Dans tous les cas de figure et surtout à en croire les récits des Ndjamenois d’antan, les jeunes de la capitale ne semblaient s’accommoder avec l’idée d’un quelconque affichage ethnique. Si tel était le cas, peut-on se permettre de croire que c’est probablement à cause de cela que certains parents envoient fréquemment pendant les vacances leurs progénitures nées à Ndjamena au village par crainte de les voir s’éloigner de leur ethnie ?
Le Ndjamenois dont les parents sont nés en dehors de la capitale semble avoir ce problème d’identité. Il se voit constamment assener par des rappels à la source, c’est-à-dire à la culture de ses parents. Or, nous l’avons déjà mentionné que la culture de ses parents ne serait pas forcément la sienne. A cette tension au niveau de la famille nucléaire s’ajouterait une autre beaucoup plus importante. Celle de nouveaux « arrivistes ».
Nous appelons ici l’arriviste, toute personne arrivée à un âge adulte dans la capitale. Il est tout à fait logique pour quelqu’un qui arrive nouvellement d’imaginer Ndjamena, la ville cosmopolite, comme une jungle où se côtoieraient des gens de différentes sensibilités et qualités, des gentils et des méchants, des gros et des minces, des honnêtes et des malhonnêtes, des pacifiques et des criminels, etc. Pour le nouvel arrivant, le plus plausible des réflexes qu’il va avoir serait de se réfugier dans sa communauté ethnique, comme si agir autrement serait synonyme de se faire « phagocyter » par les autres.
De ce point de vue, l’ethnie serait un facteur déterminant pour sa survie dans cette « jungle » et par conséquent il serait dans son intérêt de jouer sur la fibre ethnique pour tirer son épingle du jeu et donc s’assurer des avantages escomptés.

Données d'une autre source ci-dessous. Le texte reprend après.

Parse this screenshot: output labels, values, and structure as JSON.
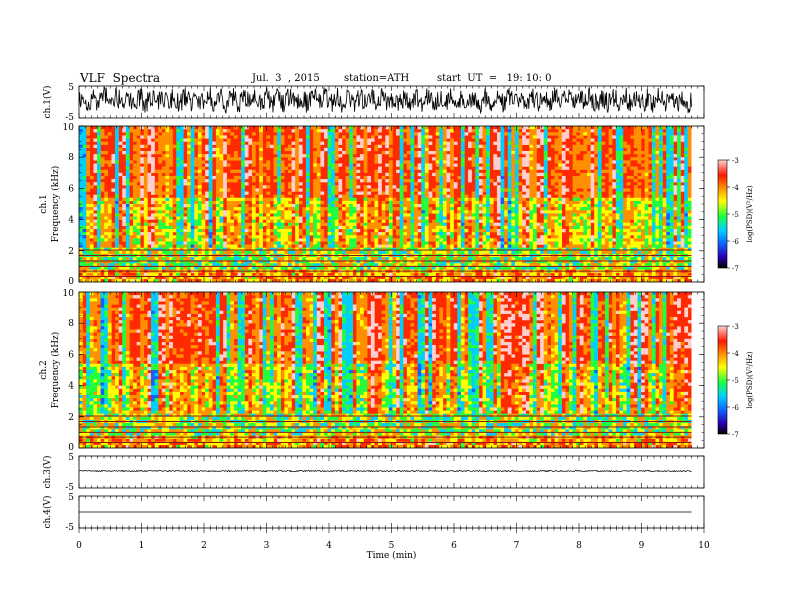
{
  "header": {
    "title": "VLF  Spectra",
    "date": "Jul.  3  , 2015",
    "station": "station=ATH",
    "start": "start  UT  =   19: 10: 0"
  },
  "chart_data": [
    {
      "type": "line",
      "panel": "ch1-waveform",
      "ylabel": "ch.1(V)",
      "ylim": [
        -5,
        5
      ],
      "yticks": [
        "5",
        "-5"
      ],
      "xlim": [
        0,
        10
      ]
    },
    {
      "type": "heatmap",
      "panel": "ch1-spectrogram",
      "ylabel_channel": "ch.1",
      "ylabel": "Frequency  (kHz)",
      "ylim": [
        0,
        10
      ],
      "yticks": [
        "0",
        "2",
        "4",
        "6",
        "8",
        "10"
      ],
      "xlim": [
        0,
        10
      ],
      "data_extent_min": 9.8,
      "colorbar": {
        "label": "log(PSD)(V²/Hz)",
        "range": [
          -7,
          -3
        ],
        "ticks": [
          "-3",
          "-4",
          "-5",
          "-6",
          "-7"
        ]
      }
    },
    {
      "type": "heatmap",
      "panel": "ch2-spectrogram",
      "ylabel_channel": "ch.2",
      "ylabel": "Frequency  (kHz)",
      "ylim": [
        0,
        10
      ],
      "yticks": [
        "0",
        "2",
        "4",
        "6",
        "8",
        "10"
      ],
      "xlim": [
        0,
        10
      ],
      "data_extent_min": 9.8,
      "colorbar": {
        "label": "log(PSD)(V²/Hz)",
        "range": [
          -7,
          -3
        ],
        "ticks": [
          "-3",
          "-4",
          "-5",
          "-6",
          "-7"
        ]
      }
    },
    {
      "type": "line",
      "panel": "ch3-waveform",
      "ylabel": "ch.3(V)",
      "ylim": [
        -5,
        5
      ],
      "yticks": [
        "5",
        "-5"
      ],
      "xlim": [
        0,
        10
      ]
    },
    {
      "type": "line",
      "panel": "ch4-waveform",
      "ylabel": "ch.4(V)",
      "ylim": [
        -5,
        5
      ],
      "yticks": [
        "5",
        "-5"
      ],
      "xlim": [
        0,
        10
      ]
    }
  ],
  "xaxis": {
    "label": "Time  (min)",
    "ticks": [
      "0",
      "1",
      "2",
      "3",
      "4",
      "5",
      "6",
      "7",
      "8",
      "9",
      "10"
    ]
  },
  "colors": {
    "scale": [
      "#000000",
      "#2a00b0",
      "#1060ff",
      "#00d0ff",
      "#20ff40",
      "#ffff00",
      "#ff9000",
      "#ff1a00",
      "#ffd0d0"
    ]
  }
}
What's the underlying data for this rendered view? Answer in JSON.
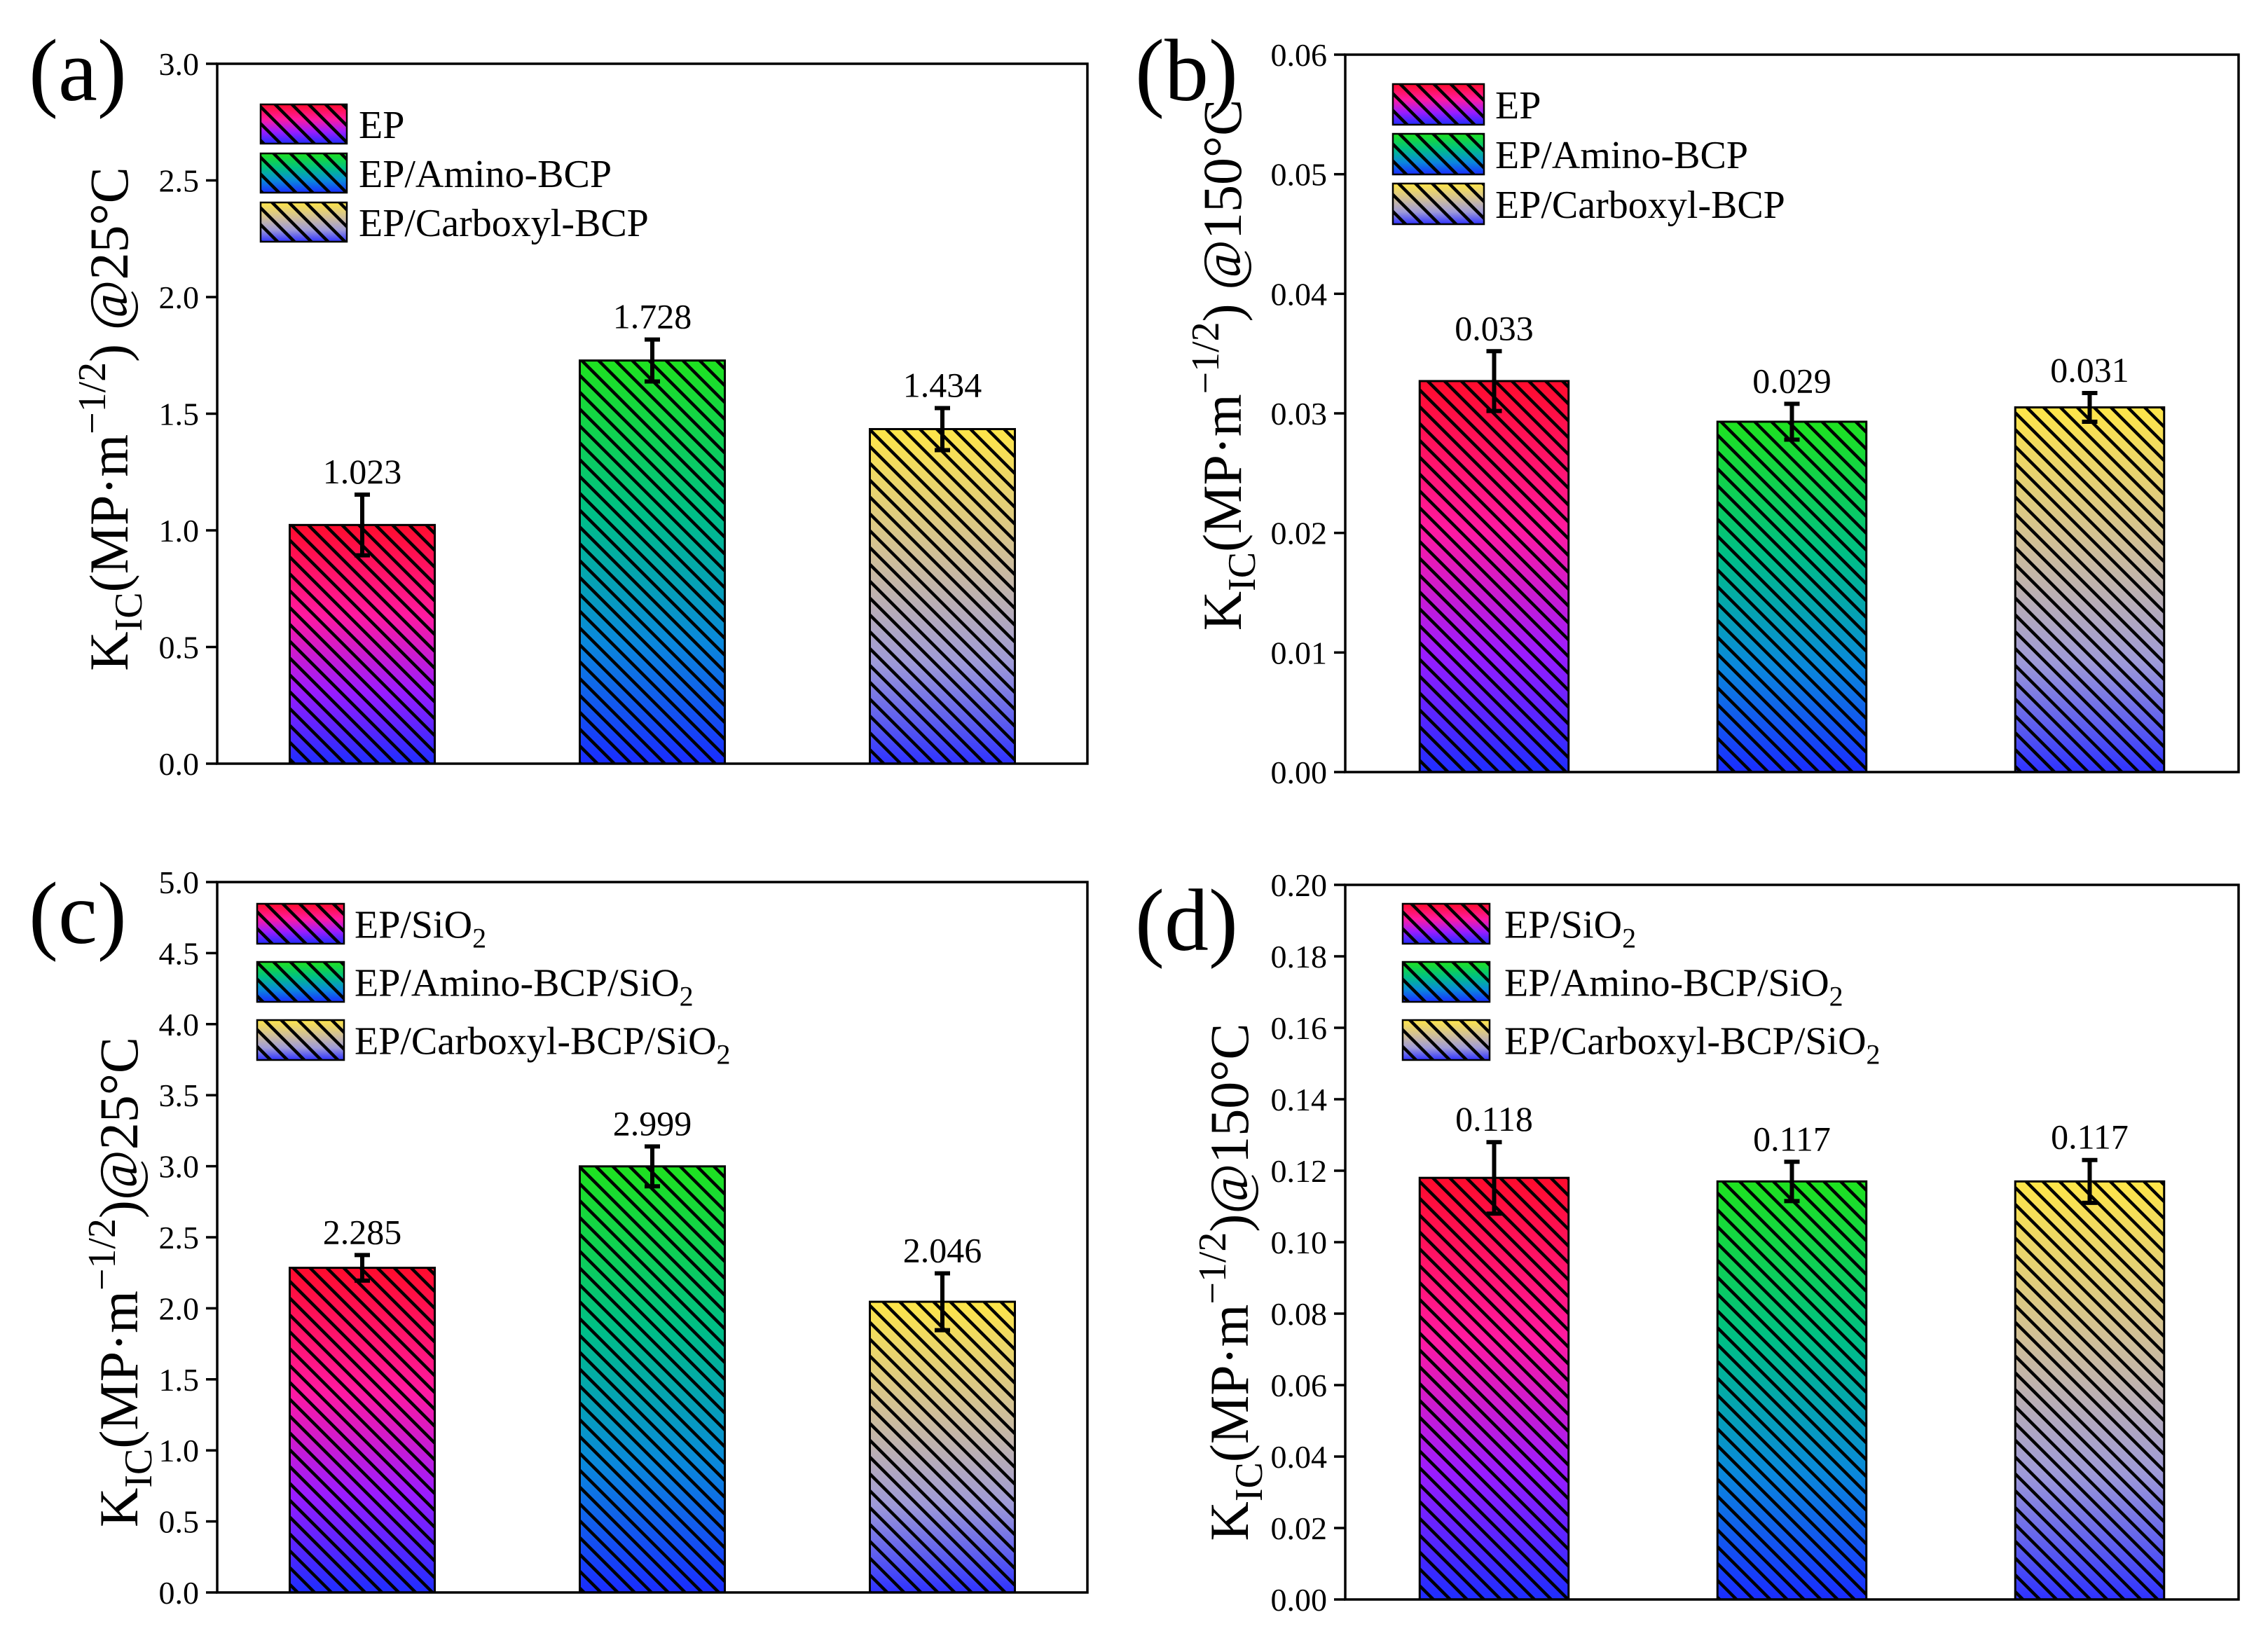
{
  "chart_data": [
    {
      "panel_label": "(a)",
      "type": "bar",
      "ylabel": {
        "k": "K",
        "sub": "IC",
        "unit": "(MP·m",
        "sup": "−1/2",
        "suffix": ") @25°C"
      },
      "ylim": [
        0,
        3.0
      ],
      "yticks": [
        "0.0",
        "0.5",
        "1.0",
        "1.5",
        "2.0",
        "2.5",
        "3.0"
      ],
      "grid": false,
      "legend_position": "top-left",
      "series": [
        {
          "name": "EP",
          "value": 1.023,
          "error": 0.13,
          "data_label": "1.023",
          "colors": [
            "#ff0c2c",
            "#ff1aa0",
            "#9a1cff",
            "#1e2eff"
          ]
        },
        {
          "name": "EP/Amino-BCP",
          "value": 1.728,
          "error": 0.09,
          "data_label": "1.728",
          "colors": [
            "#1fe21f",
            "#00bf86",
            "#0a88dc",
            "#1a2cff"
          ]
        },
        {
          "name": "EP/Carboxyl-BCP",
          "value": 1.434,
          "error": 0.09,
          "data_label": "1.434",
          "colors": [
            "#ffe648",
            "#d0bf98",
            "#9e9ad8",
            "#2e32ff"
          ]
        }
      ]
    },
    {
      "panel_label": "(b)",
      "type": "bar",
      "ylabel": {
        "k": "K",
        "sub": "IC",
        "unit": "(MP·m",
        "sup": "−1/2",
        "suffix": ") @150°C"
      },
      "ylim": [
        0,
        0.06
      ],
      "yticks": [
        "0.00",
        "0.01",
        "0.02",
        "0.03",
        "0.04",
        "0.05",
        "0.06"
      ],
      "grid": false,
      "legend_position": "top-left",
      "series": [
        {
          "name": "EP",
          "value": 0.0327,
          "error": 0.0025,
          "data_label": "0.033",
          "colors": [
            "#ff0c2c",
            "#ff1aa0",
            "#9a1cff",
            "#1e2eff"
          ]
        },
        {
          "name": "EP/Amino-BCP",
          "value": 0.0293,
          "error": 0.0015,
          "data_label": "0.029",
          "colors": [
            "#1fe21f",
            "#00bf86",
            "#0a88dc",
            "#1a2cff"
          ]
        },
        {
          "name": "EP/Carboxyl-BCP",
          "value": 0.0305,
          "error": 0.0012,
          "data_label": "0.031",
          "colors": [
            "#ffe648",
            "#d0bf98",
            "#9e9ad8",
            "#2e32ff"
          ]
        }
      ]
    },
    {
      "panel_label": "(c)",
      "type": "bar",
      "ylabel": {
        "k": "K",
        "sub": "IC",
        "unit": "(MP·m",
        "sup": "−1/2",
        "suffix": ")@25°C"
      },
      "ylim": [
        0,
        5.0
      ],
      "yticks": [
        "0.0",
        "0.5",
        "1.0",
        "1.5",
        "2.0",
        "2.5",
        "3.0",
        "3.5",
        "4.0",
        "4.5",
        "5.0"
      ],
      "grid": false,
      "legend_position": "top-left",
      "series": [
        {
          "name": "EP/SiO",
          "name_sub": "2",
          "value": 2.285,
          "error": 0.09,
          "data_label": "2.285",
          "colors": [
            "#ff0c2c",
            "#ff1aa0",
            "#9a1cff",
            "#1e2eff"
          ]
        },
        {
          "name": "EP/Amino-BCP/SiO",
          "name_sub": "2",
          "value": 2.999,
          "error": 0.14,
          "data_label": "2.999",
          "colors": [
            "#1fe21f",
            "#00bf86",
            "#0a88dc",
            "#1a2cff"
          ]
        },
        {
          "name": "EP/Carboxyl-BCP/SiO",
          "name_sub": "2",
          "value": 2.046,
          "error": 0.2,
          "data_label": "2.046",
          "colors": [
            "#ffe648",
            "#d0bf98",
            "#9e9ad8",
            "#2e32ff"
          ]
        }
      ]
    },
    {
      "panel_label": "(d)",
      "type": "bar",
      "ylabel": {
        "k": "K",
        "sub": "IC",
        "unit": "(MP·m",
        "sup": "−1/2",
        "suffix": ")@150°C"
      },
      "ylim": [
        0,
        0.2
      ],
      "yticks": [
        "0.00",
        "0.02",
        "0.04",
        "0.06",
        "0.08",
        "0.10",
        "0.12",
        "0.14",
        "0.16",
        "0.18",
        "0.20"
      ],
      "grid": false,
      "legend_position": "top-left",
      "series": [
        {
          "name": "EP/SiO",
          "name_sub": "2",
          "value": 0.118,
          "error": 0.01,
          "data_label": "0.118",
          "colors": [
            "#ff0c2c",
            "#ff1aa0",
            "#9a1cff",
            "#1e2eff"
          ]
        },
        {
          "name": "EP/Amino-BCP/SiO",
          "name_sub": "2",
          "value": 0.117,
          "error": 0.0055,
          "data_label": "0.117",
          "colors": [
            "#1fe21f",
            "#00bf86",
            "#0a88dc",
            "#1a2cff"
          ]
        },
        {
          "name": "EP/Carboxyl-BCP/SiO",
          "name_sub": "2",
          "value": 0.117,
          "error": 0.006,
          "data_label": "0.117",
          "colors": [
            "#ffe648",
            "#d0bf98",
            "#9e9ad8",
            "#2e32ff"
          ]
        }
      ]
    }
  ]
}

Par exemple, il peut utiliser, entre autres, l’ethnie comme une excuse pour bénéficier d’un hébergement gratuit chez un parent même lointain. Dans la plupart de cas, il n’est pas étonnant de constater que dans ses interactions avec les enfants citadins de son hébergeur, l’arriviste privilégie la communication dans la langue de son terroir.
Il n’est pas aussi étonnant de le voir encourager et conseiller son hébergeur à emmener de temps en temps ses enfants au village pour « se ressourcer », c’est-à-dire apprendre la culture de leurs parents. On comprend ainsi que les Ndjamenois dont les parents ne sont pas nés dans la capitale seraient soumis à la pression des arrivistes depuis la maison.
Or, l’enfant Ndjamenois a déjà sa propre culture, celle de sa ville. La culture de ses parents nés ailleurs n’est pas la sienne. Ne l’envoyez pas au village pour le faire adopter la culture de ses parents mais plutôt pour qu’il la découvre et enrichisse ses connaissances.